Mon Dieu lavez moi les yeux, par pitié, que j'oublie à l'instant qu'Hilary Swank et Jeffrey Dean Morgan ont pu jouer dans un tel navet.
Le concept de JF Partagerait Appartement est réutilisé, mais légèrement adapté, afin que l'on ne crie pas au plagiat, le maniaque n'étant pas la colocataire, mais le propriétaire. Hormis cette modification, tout le reste nous est resservi, la tension en moins, et avec une incroyable surdose de clichés. A force de vouloir imposer une ambiance noire, Antti Jokinen, le réalisateur, sombre dans un morose gluant, et nous endort presque, car la première heure est un véritable havre d'ennui, chaque scène étant plus pathétique et soporifique que la précédente. L'intrigue est d'ailleurs si vide qu'il est presque impossible d'en parler sans risquer de tout vous révéler, c'est dire à quel point le scénariste a pu se creuser la cervelle. Le tout se lâche durant les dernières vingt minutes, où les deux acteurs incarnent des personnages particulièrement idiots qui ont l'air de se livrer une bataille de connerie. C'est bien de nous servir de bons acteurs, mais l'idéal c'est de les faire tourner dans quelque chose qui soit à la hauteur, car le duo, même s'il est réputé auprès des cinéphiles, est loin de faire la une des médias, et cette production inutile ne risque pas de les révéler au grand public.

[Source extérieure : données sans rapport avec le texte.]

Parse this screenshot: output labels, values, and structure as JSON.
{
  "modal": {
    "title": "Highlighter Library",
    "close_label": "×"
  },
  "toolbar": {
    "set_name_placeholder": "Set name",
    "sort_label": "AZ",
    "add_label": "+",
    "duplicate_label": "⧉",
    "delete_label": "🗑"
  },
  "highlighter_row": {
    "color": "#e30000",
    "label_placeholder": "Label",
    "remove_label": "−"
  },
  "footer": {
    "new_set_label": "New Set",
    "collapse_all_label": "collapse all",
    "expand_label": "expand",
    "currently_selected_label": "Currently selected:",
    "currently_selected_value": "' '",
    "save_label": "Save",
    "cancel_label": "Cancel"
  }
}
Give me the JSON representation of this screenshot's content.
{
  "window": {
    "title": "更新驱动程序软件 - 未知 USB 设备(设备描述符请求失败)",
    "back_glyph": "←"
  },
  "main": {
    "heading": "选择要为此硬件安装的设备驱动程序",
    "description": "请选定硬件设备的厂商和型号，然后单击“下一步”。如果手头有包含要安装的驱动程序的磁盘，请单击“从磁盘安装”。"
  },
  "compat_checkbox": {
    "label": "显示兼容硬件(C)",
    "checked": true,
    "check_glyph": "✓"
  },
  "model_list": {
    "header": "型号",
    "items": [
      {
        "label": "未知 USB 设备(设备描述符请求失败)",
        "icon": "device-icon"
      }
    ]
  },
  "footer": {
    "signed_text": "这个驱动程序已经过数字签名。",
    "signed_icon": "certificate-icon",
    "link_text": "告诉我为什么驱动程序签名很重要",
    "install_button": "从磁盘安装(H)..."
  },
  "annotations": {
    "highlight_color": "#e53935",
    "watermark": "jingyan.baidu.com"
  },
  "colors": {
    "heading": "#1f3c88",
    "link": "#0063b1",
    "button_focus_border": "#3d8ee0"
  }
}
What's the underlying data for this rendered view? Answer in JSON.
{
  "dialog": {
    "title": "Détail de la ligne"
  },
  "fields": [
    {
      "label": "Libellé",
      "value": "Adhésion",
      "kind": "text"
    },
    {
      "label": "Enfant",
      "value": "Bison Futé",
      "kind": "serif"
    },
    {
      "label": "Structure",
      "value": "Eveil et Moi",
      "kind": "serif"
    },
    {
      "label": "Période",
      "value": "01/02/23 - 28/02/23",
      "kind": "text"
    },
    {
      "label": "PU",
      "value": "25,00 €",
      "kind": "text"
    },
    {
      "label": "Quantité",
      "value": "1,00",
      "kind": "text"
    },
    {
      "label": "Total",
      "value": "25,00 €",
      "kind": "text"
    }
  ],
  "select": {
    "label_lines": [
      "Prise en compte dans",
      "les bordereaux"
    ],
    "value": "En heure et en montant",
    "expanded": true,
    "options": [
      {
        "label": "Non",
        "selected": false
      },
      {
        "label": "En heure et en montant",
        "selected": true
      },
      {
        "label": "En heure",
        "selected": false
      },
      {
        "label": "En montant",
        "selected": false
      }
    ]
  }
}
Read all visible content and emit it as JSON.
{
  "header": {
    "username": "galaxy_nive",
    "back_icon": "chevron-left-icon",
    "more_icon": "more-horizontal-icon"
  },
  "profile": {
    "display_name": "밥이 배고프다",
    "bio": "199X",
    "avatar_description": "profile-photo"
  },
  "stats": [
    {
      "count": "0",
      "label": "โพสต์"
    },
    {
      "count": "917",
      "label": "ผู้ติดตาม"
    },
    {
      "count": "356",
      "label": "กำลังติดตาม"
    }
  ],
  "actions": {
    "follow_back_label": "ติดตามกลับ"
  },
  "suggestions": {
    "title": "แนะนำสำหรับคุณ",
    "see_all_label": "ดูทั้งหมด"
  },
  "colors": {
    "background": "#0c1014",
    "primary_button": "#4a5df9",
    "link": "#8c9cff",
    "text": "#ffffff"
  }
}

Bref, La Locataire est à ce point mauvais qu'on se demande ce qu'il vient faire dans nos salles, surtout quand on sait qu'il est sorti en DVD depuis plusieurs mois outre-atlantique (et au Québec), et qu'il est fort possible que personne ne veuille subir ce supplice hors de chez lui, à moins qu'il ne prenne plaisir à dormir dans des lieux publics.
Les ricains ont du se dire que ça serait cool et branché de produire un réalisateur finnois, mais comme quoi, il ne faut pas se fier aux apparences, les mauvais réalisateurs peuvent surgir de n'importe quelles contrées, et pas QUE des Etats-Unis.
D'ailleurs même Jokinen semblait être peu confiant envers son film, tant la fin se révèle abrupte, mais bon, on ne s'en plaindra pas, plus long et l'envie d'automutilation aurait pointé le bout de son nez.
Le duo Swank/Morgan sauve un peu la mélasse, surtout qu'en plus on a l'occasion de voir Swank à poil, et puis Christopher Lee nous revient alors qu'on le croyait en train de passer une retraite tranquille, mais au final on hésite entre accorder des points grâce à leur présence, ou en retirer justement parce qu'ils ont été corrompus par une telle production.
Pour conclure, à moins d'aimer la torture mentale ou n'avoir absolument rien d'autre à regarder, vous ne serez pas satisfait par ce vague thriller moribond.
Mention spéciale pour la production, Hammer Films, qui après avoir réussi à renaître de ses cendres et produit l'inattendu Laisse moi entrer, se plante ici joyeusement la gueule.